After students turn in their Free Application for Federal Student Aid (FAFSA) the department selects some for verification, asking them to further prove that the information on their application is accurate. The process, meant to reduce fraud and
ensure the integrity of taxpayer dollars, can be time-consuming and is mostly assigned to poorer students.
 
In the 2019-20 academic year, the department received FAFSA forms from 18 million applicants. Roughly one-quarter were selected for verification. 
 
Somewhere between 11 and 25 percent of students selected for an audit drop out of the process, a phenomenon known as “verification melt.”
 
USDOE will not share the methodology behind selection, though it has said it uses machine learning to select applicants with the highest probability of errors.
 
Students in Black and Latino neighborhoods are selected disproportionally. The Post analysis found that students in Black-majority ZIP codes made up only 4 percent of the total number of students selected for verification.
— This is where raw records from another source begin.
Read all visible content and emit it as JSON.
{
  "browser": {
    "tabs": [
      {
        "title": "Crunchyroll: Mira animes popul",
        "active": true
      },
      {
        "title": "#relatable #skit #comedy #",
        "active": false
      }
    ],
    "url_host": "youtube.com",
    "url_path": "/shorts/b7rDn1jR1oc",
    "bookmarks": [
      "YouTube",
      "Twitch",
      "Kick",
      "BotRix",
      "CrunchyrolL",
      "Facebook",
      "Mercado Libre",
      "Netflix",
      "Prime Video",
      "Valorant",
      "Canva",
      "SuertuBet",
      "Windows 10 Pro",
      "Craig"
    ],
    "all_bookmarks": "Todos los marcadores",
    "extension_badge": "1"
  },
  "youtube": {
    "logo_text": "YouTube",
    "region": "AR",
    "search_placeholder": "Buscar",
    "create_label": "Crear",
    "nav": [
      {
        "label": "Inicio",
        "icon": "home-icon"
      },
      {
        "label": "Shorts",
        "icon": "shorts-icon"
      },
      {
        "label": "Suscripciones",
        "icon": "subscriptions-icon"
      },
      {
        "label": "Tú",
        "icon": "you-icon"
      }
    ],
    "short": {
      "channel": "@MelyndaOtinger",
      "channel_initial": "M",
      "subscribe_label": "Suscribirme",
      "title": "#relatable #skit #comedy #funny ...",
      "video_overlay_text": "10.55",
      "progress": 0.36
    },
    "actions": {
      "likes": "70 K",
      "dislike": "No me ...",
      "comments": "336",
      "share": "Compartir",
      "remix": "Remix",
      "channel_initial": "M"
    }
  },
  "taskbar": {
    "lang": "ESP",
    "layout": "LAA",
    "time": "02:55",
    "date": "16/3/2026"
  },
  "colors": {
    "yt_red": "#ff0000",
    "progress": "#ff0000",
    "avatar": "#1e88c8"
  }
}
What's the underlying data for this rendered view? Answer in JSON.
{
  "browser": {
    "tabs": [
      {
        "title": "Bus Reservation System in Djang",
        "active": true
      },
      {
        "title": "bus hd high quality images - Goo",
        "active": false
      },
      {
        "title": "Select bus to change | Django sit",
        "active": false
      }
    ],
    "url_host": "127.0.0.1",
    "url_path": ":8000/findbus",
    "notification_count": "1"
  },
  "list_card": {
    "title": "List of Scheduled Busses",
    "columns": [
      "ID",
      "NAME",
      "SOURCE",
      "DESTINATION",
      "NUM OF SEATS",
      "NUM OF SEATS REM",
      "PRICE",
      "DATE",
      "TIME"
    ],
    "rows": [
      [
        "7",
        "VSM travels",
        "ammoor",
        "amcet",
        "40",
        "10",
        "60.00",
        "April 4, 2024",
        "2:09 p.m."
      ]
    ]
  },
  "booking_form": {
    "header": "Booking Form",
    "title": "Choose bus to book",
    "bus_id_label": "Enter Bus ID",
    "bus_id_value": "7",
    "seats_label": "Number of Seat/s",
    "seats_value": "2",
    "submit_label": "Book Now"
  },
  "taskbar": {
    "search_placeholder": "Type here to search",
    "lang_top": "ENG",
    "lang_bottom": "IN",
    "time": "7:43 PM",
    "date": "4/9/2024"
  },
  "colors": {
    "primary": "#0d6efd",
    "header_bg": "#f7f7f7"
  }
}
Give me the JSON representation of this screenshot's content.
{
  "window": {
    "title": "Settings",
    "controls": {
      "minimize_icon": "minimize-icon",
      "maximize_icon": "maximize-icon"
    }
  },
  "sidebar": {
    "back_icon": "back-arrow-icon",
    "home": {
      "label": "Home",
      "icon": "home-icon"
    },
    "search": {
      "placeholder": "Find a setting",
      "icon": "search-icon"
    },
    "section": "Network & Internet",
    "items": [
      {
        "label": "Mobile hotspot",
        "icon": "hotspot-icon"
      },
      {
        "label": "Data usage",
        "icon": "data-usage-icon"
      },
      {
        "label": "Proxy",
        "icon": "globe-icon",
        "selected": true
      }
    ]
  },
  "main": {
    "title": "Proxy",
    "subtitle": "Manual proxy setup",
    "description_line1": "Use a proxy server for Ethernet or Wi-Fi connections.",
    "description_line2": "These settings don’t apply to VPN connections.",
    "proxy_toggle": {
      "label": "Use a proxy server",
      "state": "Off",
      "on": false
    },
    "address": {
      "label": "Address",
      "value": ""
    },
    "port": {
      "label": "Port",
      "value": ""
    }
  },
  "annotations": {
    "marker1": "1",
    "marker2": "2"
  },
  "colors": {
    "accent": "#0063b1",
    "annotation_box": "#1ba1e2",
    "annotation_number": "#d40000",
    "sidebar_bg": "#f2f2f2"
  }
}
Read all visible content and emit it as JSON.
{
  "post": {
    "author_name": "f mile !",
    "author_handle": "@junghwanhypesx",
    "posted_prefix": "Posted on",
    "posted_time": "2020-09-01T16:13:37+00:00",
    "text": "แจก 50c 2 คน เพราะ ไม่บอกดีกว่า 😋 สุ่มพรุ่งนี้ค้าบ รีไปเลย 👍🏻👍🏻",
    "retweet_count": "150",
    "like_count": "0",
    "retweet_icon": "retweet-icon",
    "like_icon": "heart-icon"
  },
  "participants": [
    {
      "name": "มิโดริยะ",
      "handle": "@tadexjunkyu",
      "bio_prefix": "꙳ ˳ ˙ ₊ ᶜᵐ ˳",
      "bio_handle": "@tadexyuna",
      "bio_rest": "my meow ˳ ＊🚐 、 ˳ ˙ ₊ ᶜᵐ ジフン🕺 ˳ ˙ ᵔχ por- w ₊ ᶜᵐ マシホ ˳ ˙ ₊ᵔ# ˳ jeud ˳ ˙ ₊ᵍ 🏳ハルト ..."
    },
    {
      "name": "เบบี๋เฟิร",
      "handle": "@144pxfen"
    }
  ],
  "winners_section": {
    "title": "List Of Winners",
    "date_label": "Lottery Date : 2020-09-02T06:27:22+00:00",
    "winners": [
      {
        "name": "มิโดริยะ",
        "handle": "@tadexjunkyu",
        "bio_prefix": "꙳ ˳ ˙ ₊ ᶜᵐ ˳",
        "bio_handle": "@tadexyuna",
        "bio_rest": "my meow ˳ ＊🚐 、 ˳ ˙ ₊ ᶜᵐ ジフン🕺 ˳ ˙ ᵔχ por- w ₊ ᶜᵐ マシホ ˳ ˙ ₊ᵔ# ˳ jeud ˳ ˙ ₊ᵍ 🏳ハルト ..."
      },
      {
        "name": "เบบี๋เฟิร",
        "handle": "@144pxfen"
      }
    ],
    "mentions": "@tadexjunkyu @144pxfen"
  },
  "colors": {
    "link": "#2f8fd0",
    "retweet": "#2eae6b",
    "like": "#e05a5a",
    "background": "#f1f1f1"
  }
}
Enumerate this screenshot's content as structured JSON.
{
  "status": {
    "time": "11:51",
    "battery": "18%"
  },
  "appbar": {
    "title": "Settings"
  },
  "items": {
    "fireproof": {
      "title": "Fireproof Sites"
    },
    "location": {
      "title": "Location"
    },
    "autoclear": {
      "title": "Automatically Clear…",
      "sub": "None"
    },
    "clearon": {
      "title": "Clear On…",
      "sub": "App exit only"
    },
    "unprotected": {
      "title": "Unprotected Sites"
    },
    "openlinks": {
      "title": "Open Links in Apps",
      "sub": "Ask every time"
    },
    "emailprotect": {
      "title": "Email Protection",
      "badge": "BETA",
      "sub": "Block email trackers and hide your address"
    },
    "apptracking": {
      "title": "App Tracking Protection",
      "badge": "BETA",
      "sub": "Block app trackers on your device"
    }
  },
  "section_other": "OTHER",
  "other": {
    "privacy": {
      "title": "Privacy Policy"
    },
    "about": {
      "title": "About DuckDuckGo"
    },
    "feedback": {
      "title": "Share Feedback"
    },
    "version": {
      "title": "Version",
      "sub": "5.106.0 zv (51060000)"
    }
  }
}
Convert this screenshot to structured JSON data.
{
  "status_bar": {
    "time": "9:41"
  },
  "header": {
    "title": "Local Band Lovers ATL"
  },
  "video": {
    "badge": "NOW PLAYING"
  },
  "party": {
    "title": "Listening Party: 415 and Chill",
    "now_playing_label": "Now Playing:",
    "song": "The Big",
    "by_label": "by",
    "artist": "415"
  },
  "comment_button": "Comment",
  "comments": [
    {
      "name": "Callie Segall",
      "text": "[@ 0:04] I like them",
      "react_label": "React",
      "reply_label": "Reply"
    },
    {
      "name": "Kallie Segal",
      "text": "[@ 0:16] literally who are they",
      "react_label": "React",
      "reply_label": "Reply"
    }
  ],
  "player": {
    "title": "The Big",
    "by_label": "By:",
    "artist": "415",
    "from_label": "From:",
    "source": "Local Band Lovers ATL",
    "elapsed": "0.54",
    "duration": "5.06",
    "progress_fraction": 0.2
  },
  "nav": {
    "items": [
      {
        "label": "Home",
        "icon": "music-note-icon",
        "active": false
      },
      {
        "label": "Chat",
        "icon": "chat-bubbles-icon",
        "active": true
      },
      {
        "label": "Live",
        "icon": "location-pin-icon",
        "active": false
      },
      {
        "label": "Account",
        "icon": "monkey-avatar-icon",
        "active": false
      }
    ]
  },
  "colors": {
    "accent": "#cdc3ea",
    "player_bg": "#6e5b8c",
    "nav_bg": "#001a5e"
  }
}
However, they were selected at 1.8 times the rate of students from white-majority ZIP codes. Students from majority-Hispanic ZIP codes are selected at 1.4 times the rate as those from white communities.
 
Some data have suggested that high audit rates are inefficient. The majority of audited students see no change in the value of their award, and only about 3 percent lose eligibility after an audit.
 
The department has said it is broadly working to decrease the number of people audited.